I just run over the a strange matlab phenomenon and I am quite
interested if this is a bug or a feature :)
so, when filtering an image with some 2D kernel (eg Gaussian) the Matlab
"imfilter" function tries to separate the 2D kernel into two 1D kernels
for speedup. But this is only done if the kernel AND the image are
two-dimensional. This actually means that when filtering and RGB (3
layered) image with a 2D kernel then no kernel separation is applied.
when filtering a grayscale image only, separation is applied.
Is there a reason or is this just a bug (in fact if eg using a 30x30
kernel, the separation yield a speedup factor of about 10).
roli
ps: if important, i am using matlab 7.2.0.232 (R2006a)
Bug or feature? Depends on your perspective, I guess.
Ship an unoptimized function foobar in release N. (For example, the
original imfilter did not do automatic separability determination at all.)
Optimize foobar for some cases in a later release.
Now, is the fact that foobar can be optimized more than it is now a bug?
From my point of view, I'd prefer to call it an enhancement request. :-)
Anyway, thanks for pointing this out. It fits in with other performance
improvements that we want to make to imfilter, some of which have been
discussed recently in this newsgroup.
--
Steve Eddins
http://blogs.mathworks.com/steve
> Anyway, thanks for pointing this out. It fits in with other performance
> improvements that we want to make to imfilter, some of which have been
> discussed recently in this newsgroup.
ok, thanks for your answer, i am satisfied
regards, roli
By the way, upgrade to R2006b. I just lost half a day playing around
with the debugger examining my variables in MATLAB only to find out I
was wasting my time on a bug. The bug is that a uint8 variable
displays as -1 in the Workspace if it's really 255. Try this and
you'll see what I mean
wrongDisplay = uint8(255)
It will show in the command line as 255 but in the Workspace as -1.
However if you double-click on it in the Workspace it will bring up the
ArrayEditor and correctly show it there as 255. And we all know how
often we deal with 255 when dealing with images. This bug was fixed in
R2006b.
Regards,
ImageAnalyst
============================================================
Yes, that's right. Filtering an M-by-N image with a P-by-Q kernel
requires about MNPQ multiplies and adds, assuming we don't use FFTs. If
you filter first with a P-by-1 kernel and then with a 1-by-Q kernel,
that's about MNP + MNQ mults and adds, or MN(P+Q).
If the kernel is 7-by-7, that's 3.5x fewer operations.
>Does the number of multiplications and additions come down if done with
>two 1D kernels rather than doing it in one shot using 2D convolution?
>I am just wondering if that might be the reason.
>Please let me know.
Well, have you tried to calculate this yourself? It should take only a
few minutes.
For a simplified example, assume that the image and filter kernel are
square (generalizing this to rectangles is pretty obvious). Suppose the
image is NxN pixels and the filter kernel is MxM pixels.
Doing a single convolution operation at one image pixel location
requires MxM multiply-add operation. So processing the whole image
costs N*N * M*M multiply-adds.
If the 2D filter kernel can be decomposed into the product of two 1D
filters, they will be 1xM and Mx1. Convolving one image pixel with one
filter costs M multiply-adds, so filtering the entire image with one
filter costs N*N * M of these operations.
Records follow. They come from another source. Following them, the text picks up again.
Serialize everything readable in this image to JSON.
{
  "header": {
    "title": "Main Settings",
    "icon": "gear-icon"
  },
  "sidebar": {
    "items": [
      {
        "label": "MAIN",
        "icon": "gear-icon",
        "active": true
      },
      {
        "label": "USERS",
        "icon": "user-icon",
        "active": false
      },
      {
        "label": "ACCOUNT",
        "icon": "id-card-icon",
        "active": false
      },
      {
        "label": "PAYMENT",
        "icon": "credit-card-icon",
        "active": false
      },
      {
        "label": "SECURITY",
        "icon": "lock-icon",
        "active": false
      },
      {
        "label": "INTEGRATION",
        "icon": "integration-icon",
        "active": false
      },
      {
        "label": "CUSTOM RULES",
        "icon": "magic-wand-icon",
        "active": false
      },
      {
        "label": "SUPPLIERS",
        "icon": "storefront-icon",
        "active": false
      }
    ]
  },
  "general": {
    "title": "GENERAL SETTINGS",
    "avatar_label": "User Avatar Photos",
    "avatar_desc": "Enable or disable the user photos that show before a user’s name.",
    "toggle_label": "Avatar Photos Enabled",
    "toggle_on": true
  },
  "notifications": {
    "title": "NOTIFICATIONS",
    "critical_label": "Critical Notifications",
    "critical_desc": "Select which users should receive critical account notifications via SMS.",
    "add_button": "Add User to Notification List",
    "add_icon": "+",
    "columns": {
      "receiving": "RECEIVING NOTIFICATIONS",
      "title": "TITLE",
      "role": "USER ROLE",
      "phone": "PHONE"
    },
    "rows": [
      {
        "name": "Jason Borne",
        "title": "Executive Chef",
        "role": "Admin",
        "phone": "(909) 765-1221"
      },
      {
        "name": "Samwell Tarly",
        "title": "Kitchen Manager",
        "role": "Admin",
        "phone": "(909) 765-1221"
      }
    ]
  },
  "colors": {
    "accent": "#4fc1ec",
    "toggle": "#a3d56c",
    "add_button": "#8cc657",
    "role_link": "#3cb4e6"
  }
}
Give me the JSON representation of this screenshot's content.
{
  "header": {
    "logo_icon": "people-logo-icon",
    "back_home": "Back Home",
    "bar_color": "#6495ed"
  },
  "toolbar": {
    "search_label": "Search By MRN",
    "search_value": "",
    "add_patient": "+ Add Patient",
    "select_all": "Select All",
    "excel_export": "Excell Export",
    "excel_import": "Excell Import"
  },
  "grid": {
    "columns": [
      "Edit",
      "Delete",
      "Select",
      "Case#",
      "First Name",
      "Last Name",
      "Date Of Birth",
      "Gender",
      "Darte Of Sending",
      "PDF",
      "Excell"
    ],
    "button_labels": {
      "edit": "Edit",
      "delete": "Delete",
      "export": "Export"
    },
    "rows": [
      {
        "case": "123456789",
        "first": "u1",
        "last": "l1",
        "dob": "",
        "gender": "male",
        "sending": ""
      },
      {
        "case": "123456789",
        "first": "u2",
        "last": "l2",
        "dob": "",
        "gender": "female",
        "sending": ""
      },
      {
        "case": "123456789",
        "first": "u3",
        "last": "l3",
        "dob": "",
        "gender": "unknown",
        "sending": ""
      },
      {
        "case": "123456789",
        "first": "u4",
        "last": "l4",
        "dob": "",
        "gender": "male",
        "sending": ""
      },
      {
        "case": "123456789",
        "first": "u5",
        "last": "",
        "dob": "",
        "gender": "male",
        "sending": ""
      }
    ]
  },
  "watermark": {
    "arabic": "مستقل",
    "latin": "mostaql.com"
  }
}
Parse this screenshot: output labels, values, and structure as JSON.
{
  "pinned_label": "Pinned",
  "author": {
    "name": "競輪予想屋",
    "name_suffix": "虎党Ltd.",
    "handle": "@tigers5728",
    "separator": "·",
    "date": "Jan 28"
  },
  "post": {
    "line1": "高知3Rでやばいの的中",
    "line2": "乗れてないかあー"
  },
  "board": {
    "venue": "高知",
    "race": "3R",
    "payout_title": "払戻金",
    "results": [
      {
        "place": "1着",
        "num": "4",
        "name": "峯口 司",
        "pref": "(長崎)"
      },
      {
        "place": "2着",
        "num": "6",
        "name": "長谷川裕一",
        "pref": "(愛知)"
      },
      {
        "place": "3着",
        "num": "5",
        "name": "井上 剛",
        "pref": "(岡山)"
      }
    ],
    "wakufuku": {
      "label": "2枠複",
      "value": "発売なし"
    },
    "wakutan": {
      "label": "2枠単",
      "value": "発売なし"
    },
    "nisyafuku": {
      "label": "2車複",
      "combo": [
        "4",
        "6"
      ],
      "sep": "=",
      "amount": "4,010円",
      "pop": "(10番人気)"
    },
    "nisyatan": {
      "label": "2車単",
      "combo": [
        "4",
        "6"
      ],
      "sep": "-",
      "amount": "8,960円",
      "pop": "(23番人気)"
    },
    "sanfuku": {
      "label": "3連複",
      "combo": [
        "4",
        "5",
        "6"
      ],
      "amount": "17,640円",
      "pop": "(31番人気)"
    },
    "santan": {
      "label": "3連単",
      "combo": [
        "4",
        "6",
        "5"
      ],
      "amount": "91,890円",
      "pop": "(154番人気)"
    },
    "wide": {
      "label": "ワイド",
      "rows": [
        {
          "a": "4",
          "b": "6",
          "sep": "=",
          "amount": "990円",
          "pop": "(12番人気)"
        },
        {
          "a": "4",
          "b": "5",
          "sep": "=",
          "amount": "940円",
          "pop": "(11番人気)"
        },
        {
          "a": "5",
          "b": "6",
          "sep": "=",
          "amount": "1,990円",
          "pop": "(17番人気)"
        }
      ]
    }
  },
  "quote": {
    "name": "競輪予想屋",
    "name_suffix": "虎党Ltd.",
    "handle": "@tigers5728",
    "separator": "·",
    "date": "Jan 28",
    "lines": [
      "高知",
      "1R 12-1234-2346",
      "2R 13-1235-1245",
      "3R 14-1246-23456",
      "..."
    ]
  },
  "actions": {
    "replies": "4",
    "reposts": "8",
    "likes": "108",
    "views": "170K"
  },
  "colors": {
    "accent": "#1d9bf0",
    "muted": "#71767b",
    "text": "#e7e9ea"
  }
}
But there are two filters
which need to be applied in succession, so the total cost is
N*N * M*2 multiply-adds.
Now compare the two total costs. The two 1D filters cost 2/M times as
much as the 2D filter.
This is a no advantage for a 2x2 kernel, a small advantage for a 3x3 or
4x4 kernel, and a really big speedup for a 128x128 kernel.
Unfortunately, most larger 2D filters used in image processing are radially
symmetric, and most radially symmetric filters are not separable, so you
can't use this optimization on them. But 2D Gaussians *are* separable
(into two 1D Gaussians) and radially symmetric, so there's an advantage
to using a Gaussian filter when you can.
Dave
With Regards,
Abhishek S
If you have MATLAB, take a look at the code for the filter function. It
uses the singular value decomposition. There's similar code in the
imfilter function, which is in the Image Processing Toolbox.